Strep. faecalis (enterococcus) is managed with penicillin and gentamicin (3 mg kg-I in divided 8-hourly doses). The dosage of penicillin should be higher (up to 24 g daily) than for Strep. viridans because Strep. faecalis is relatively insensitive to penicillin and ampicillin 8 g daily is often substituted. The exact dose of gentamicin depends on renal function and efficacy, and blood levels should be measured at least twice each week. It is more difficult to choose antibiotics when the infecting organism has not been isolated. However, in the acute form of the disease this is likely to be Staphylococcus, and treatment should include flucloxacillin and fusidic acid. In the subacute form, unless it is highly likely that the infecting organism is Strep. viridans, it is usual to begin treatment with a broad-spectrum combination of antibiotics such as gentamicin and ampicillin. The treatment is adjusted if it is not successful. The recurrence of fever may suggest that the antibiotic therapy is inadequate, but may also signal a drug reaction.
The antibiotics may be omitted for 24-72 hours to test this.

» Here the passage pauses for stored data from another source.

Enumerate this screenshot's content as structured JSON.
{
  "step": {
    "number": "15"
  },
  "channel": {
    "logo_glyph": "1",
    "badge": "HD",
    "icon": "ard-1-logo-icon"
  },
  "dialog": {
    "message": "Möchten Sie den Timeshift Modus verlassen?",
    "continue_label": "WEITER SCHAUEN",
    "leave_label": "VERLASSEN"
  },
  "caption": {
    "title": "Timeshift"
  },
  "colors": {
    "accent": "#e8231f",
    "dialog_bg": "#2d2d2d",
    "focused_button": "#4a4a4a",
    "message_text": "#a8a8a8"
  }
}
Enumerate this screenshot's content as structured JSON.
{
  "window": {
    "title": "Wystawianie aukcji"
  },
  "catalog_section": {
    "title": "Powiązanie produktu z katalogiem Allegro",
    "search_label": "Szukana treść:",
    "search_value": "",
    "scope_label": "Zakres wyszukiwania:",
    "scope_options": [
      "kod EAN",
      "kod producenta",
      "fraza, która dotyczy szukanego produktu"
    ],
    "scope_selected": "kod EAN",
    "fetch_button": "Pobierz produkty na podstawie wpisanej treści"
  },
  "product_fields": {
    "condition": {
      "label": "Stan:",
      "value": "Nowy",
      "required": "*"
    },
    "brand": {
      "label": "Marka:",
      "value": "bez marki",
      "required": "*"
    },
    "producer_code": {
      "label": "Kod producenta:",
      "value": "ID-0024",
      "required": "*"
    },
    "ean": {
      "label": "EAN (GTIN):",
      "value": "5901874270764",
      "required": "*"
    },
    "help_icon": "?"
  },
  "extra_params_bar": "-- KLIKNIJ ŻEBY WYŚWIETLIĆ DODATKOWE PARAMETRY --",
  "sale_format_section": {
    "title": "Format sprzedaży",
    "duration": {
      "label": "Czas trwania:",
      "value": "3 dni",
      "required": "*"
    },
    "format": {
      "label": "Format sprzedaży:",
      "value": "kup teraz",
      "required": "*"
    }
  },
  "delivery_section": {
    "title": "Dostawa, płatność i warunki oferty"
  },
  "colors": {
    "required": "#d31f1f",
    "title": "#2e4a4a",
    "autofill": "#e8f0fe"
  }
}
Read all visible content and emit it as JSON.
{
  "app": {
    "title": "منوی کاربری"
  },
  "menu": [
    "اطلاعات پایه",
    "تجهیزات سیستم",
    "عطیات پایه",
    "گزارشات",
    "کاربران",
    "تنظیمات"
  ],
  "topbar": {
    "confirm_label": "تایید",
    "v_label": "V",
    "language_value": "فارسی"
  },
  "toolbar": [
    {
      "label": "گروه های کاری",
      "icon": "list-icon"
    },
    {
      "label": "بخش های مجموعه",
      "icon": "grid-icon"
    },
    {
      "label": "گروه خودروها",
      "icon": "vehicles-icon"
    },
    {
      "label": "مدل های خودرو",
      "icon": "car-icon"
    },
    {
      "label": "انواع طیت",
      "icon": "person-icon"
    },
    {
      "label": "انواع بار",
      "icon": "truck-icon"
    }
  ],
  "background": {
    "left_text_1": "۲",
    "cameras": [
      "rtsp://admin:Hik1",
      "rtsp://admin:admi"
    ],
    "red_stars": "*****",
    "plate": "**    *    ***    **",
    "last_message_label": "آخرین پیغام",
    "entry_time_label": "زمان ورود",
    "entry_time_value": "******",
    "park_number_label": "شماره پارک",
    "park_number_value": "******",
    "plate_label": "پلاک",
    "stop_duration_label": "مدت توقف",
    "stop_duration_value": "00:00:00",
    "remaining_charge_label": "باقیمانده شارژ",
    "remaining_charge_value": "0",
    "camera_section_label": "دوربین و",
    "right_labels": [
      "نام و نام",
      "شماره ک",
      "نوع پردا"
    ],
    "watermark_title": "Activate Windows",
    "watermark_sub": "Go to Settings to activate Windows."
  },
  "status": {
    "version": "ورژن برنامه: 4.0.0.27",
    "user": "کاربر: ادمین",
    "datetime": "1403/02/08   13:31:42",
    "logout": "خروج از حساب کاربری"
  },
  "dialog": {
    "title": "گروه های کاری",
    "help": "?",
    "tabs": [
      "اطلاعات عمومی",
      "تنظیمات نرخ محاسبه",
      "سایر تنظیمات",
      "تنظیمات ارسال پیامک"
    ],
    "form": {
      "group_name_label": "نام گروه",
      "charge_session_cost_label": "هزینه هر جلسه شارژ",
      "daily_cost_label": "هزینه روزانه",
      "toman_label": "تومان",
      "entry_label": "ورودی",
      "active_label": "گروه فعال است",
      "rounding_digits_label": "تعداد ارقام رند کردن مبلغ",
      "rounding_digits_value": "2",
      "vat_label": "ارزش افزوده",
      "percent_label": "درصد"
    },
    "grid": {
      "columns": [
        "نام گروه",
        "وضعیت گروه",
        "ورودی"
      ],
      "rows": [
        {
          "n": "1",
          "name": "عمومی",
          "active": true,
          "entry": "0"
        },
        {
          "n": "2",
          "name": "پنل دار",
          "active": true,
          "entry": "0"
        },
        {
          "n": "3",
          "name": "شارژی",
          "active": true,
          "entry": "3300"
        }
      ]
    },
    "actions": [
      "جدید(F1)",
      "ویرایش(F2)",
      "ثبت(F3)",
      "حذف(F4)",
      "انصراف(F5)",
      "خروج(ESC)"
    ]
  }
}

There are several situations in which surgery is necessary:
• Extensive damage to a valve
• Early infection of prosthetic material
• Worsening renal failure
• Persistent infection but failure to culture an organism
• Embolization
• Large vegetations
• Progressive cardiac failure
The timing of surgery is important. On the one hand the infection should, if possible, be eradicated before surgery is undertaken, but on the other hand the heart should not be left in a badly compromised haemodynamic state. In general, early surgery is preferable.


The prognosis is worse when the organism cannot be isolated, when cardiac failure is present, when infection occurs on a prosthetic valve, and when the microorganisms found are resistant to therapy. In general, 70% of those affected are treated effectively, but greater awareness of the subacute form of the disease will improve the success rate.


Those at risk of developing endocarditis should receive antibiotic therapy before undergoing a procedure likely to result in a bacteraemia. The form of the prophylaxis depends on the procedure and on the likelihood of endocarditis. High-risk patients are those with a prosthetic heart valve or a previous history of endocarditis.